Brahms & Schumann Piano Quintets – Leif Ove Andsnes & Artemis Quartet

0 of 5 stars

Brahms
Piano Quintet in F minor, Op.34
Schumann
Piano Quintet in E flat, Op.44

Artemis Quartet [Natalia Prischepenko & Heime Müller (violins), Volker Jacobsen (viola) & Eckart Runge (cello)]
Leif Ove Andsnes (piano)

Recorded 18-22 December 2006 in Teldex Studio, Berlin


Reviewed by: Colin Anderson

Reviewed: November 2007
CD No: VIRGIN CLASSICS
3 95143 2
Duration: 69 minutes

 

 

Two masterpieces handsomely coupled.
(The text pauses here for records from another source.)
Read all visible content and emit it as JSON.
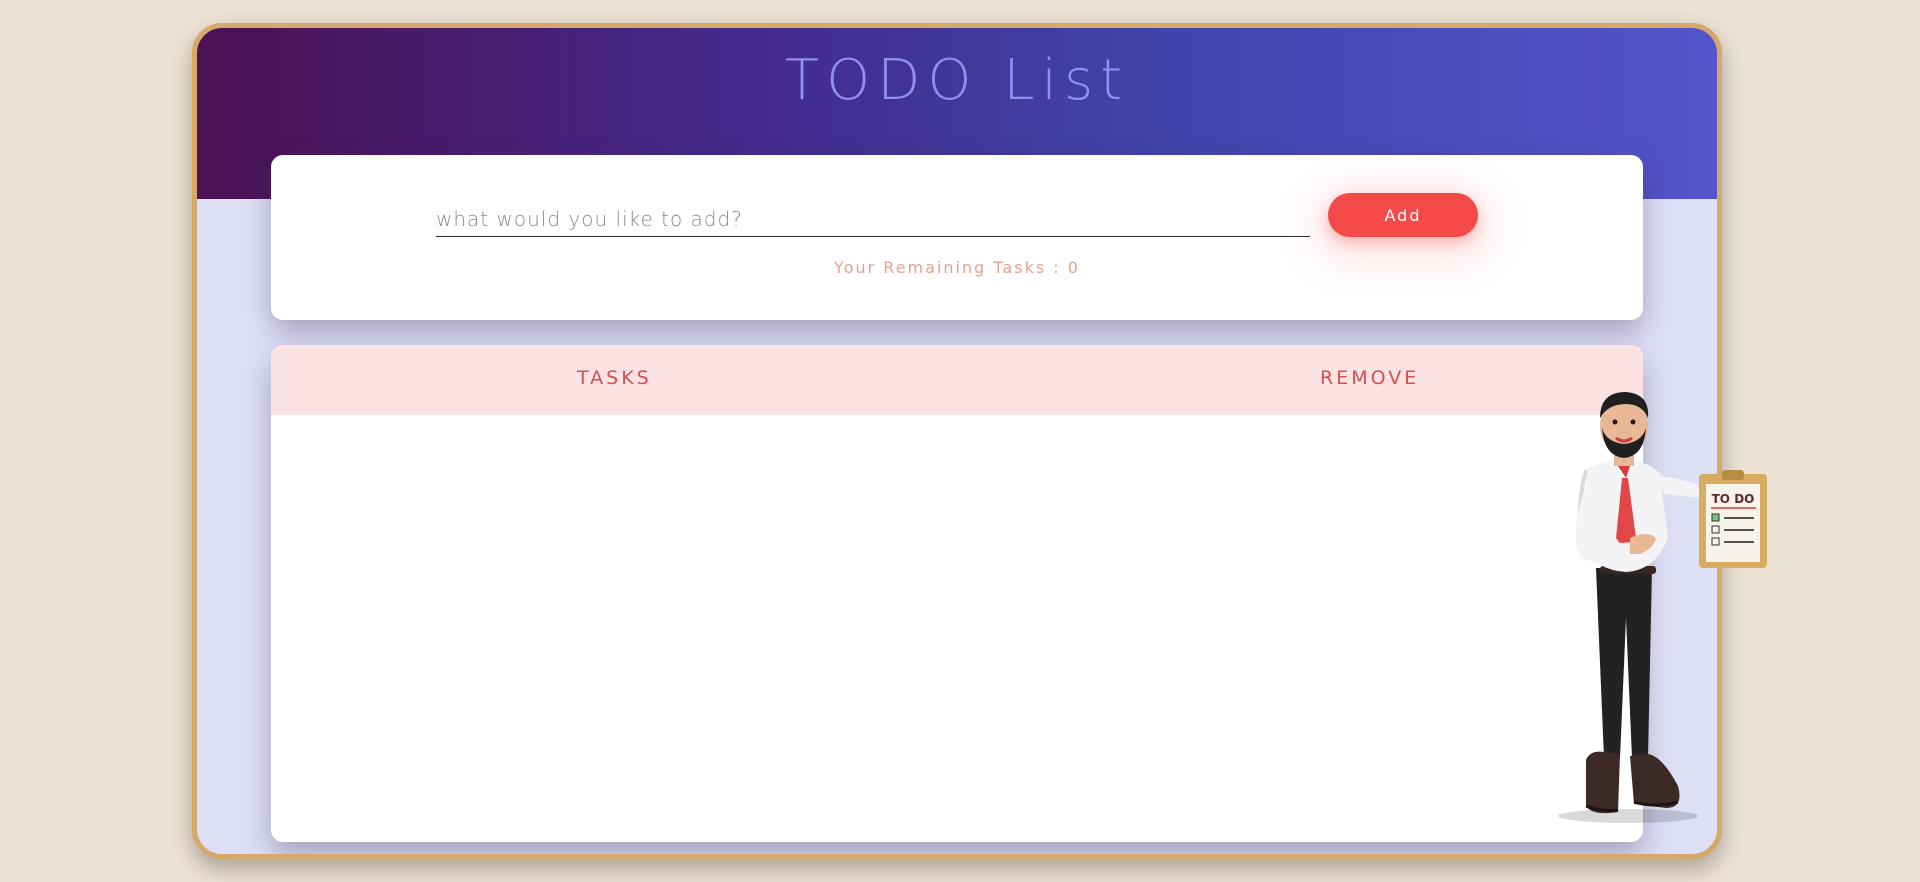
{
  "header": {
    "title": "TODO List"
  },
  "add_form": {
    "placeholder": "what would you like to add?",
    "value": "",
    "add_label": "Add",
    "remaining_label": "Your Remaining Tasks : 0"
  },
  "task_list": {
    "columns": [
      "TASKS",
      "REMOVE"
    ],
    "rows": []
  },
  "illustration": {
    "clipboard_text": "TO DO"
  },
  "colors": {
    "background": "#eee4d6",
    "frame_border": "#d6a96a",
    "header_gradient_start": "#4b1153",
    "header_gradient_end": "#5454cb",
    "title": "#8f8ff0",
    "accent": "#f44a4a",
    "list_header_bg": "#fbe3e3",
    "column_text": "#d84f4f",
    "remaining_text": "#e7a28e"
  }
}
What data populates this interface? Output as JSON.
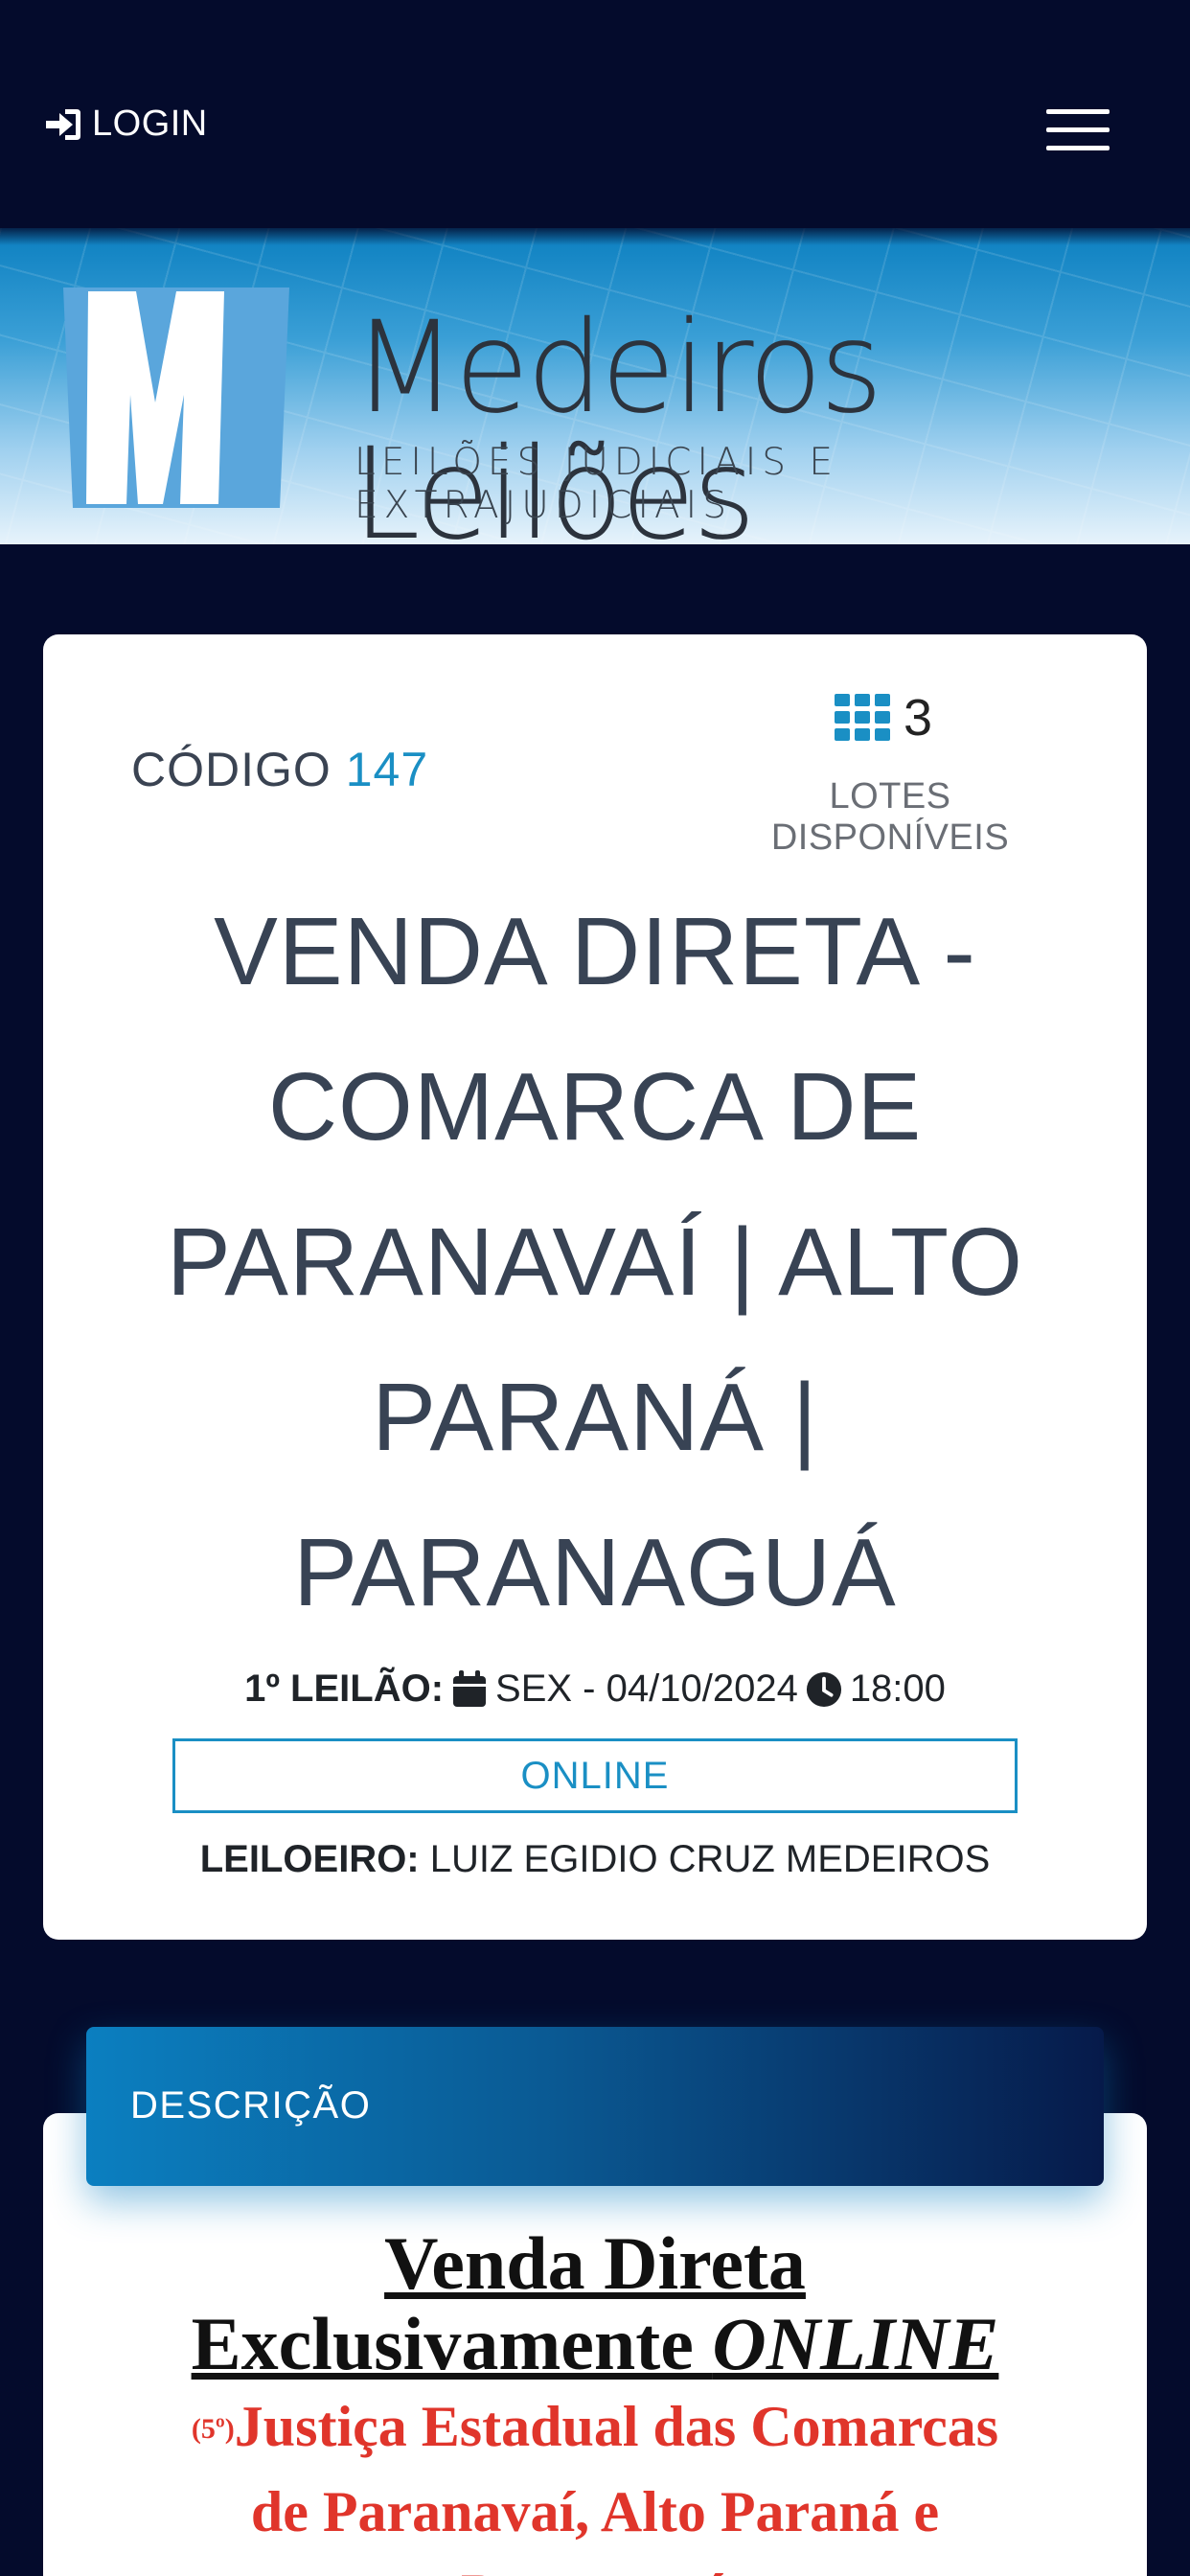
{
  "nav": {
    "login_label": "LOGIN"
  },
  "banner": {
    "brand_name": "Medeiros Leilões",
    "brand_tagline": "LEILÕES JUDICIAIS E EXTRAJUDICIAIS"
  },
  "auction": {
    "code_label": "CÓDIGO",
    "code_value": "147",
    "lots_count": "3",
    "lots_label": "LOTES DISPONÍVEIS",
    "title_lines": [
      "VENDA DIRETA -",
      "COMARCA DE",
      "PARANAVAÍ | ALTO",
      "PARANÁ |",
      "PARANAGUÁ"
    ],
    "first_auction_label": "1º LEILÃO:",
    "first_auction_date": "SEX - 04/10/2024",
    "first_auction_time": "18:00",
    "mode": "ONLINE",
    "auctioneer_label": "LEILOEIRO:",
    "auctioneer_name": "LUIZ EGIDIO CRUZ MEDEIROS"
  },
  "description": {
    "tab_label": "DESCRIÇÃO",
    "line1": "Venda Direta",
    "line2_prefix": "Exclusivamente ",
    "line2_italic": "ONLINE",
    "line3_sup": "(5º)",
    "line3_text": "Justiça Estadual das Comarcas",
    "line4": "de Paranavaí, Alto Paraná e",
    "line5": "Paranaguá"
  },
  "colors": {
    "background": "#040b2c",
    "accent": "#1a8fc4",
    "title_text": "#384354",
    "red_text": "#e0352b"
  },
  "icons": [
    "sign-in-icon",
    "hamburger-menu-icon",
    "grid-icon",
    "calendar-icon",
    "clock-icon"
  ]
}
Schumann’s work makes the ideal opener, it’s lively beginning attesting to the energy, poise, spontaneity and interaction of the Artemis Quartet and Leif Ove Andsnes, and also to the excellent balance (the piano integrated), space and focus of the recorded sound.

These are discerning performances, with plenty of light and shade, dynamism and composure. What especially impresses is that the bigger picture is always in view but not at the expense of sentiment or asides; thus Schumann’s second movement is both march-like and beautifully expressive, followed by a scherzo that allows shape into the filigree dexterity. The finale is resolute but not overpowering, the fugal final measures a coming-together both silver-lined and inevitable.

For Brahms’s larger-scale work, the Artemis Quartet explores a more rough-hewn soundworld, but one that doesn’t eschew beauty or deep expression. The heroism of the music is explored but not indulged; the tempo for the first movement is a little quicker than the norm and episodes are ideally dovetailed, Leif Ove Andsnes a quicksilver and gently-founded pianist and one who can command at all the right moments. The fire-in-the-belly first-movement coda is astutely judged to what has gone before and the flowing tempo for the second movement makes melody rather than punctuation.

Indeed, convincing tempos are one of the successes of these accounts; too often Brahms’s music can seem heavy and thick – not here: the scherzo has real impetus and clarity, and while the trio is anything but paraded, its glorious contours really sing nonetheless. This may account for the shadowy opening to the finale seeming ‘stranger’ than usual. The marking for the main body of the movement, Allegro non troppo, is notably heeded by these musicians (and many intimacies exposed); thus there is much left for the Presto non troppo coda, which sweeps all before it. A triumph!

For either work these recordings are amongst the most distinguished of library choices; that they are coupled makes for an outstanding release.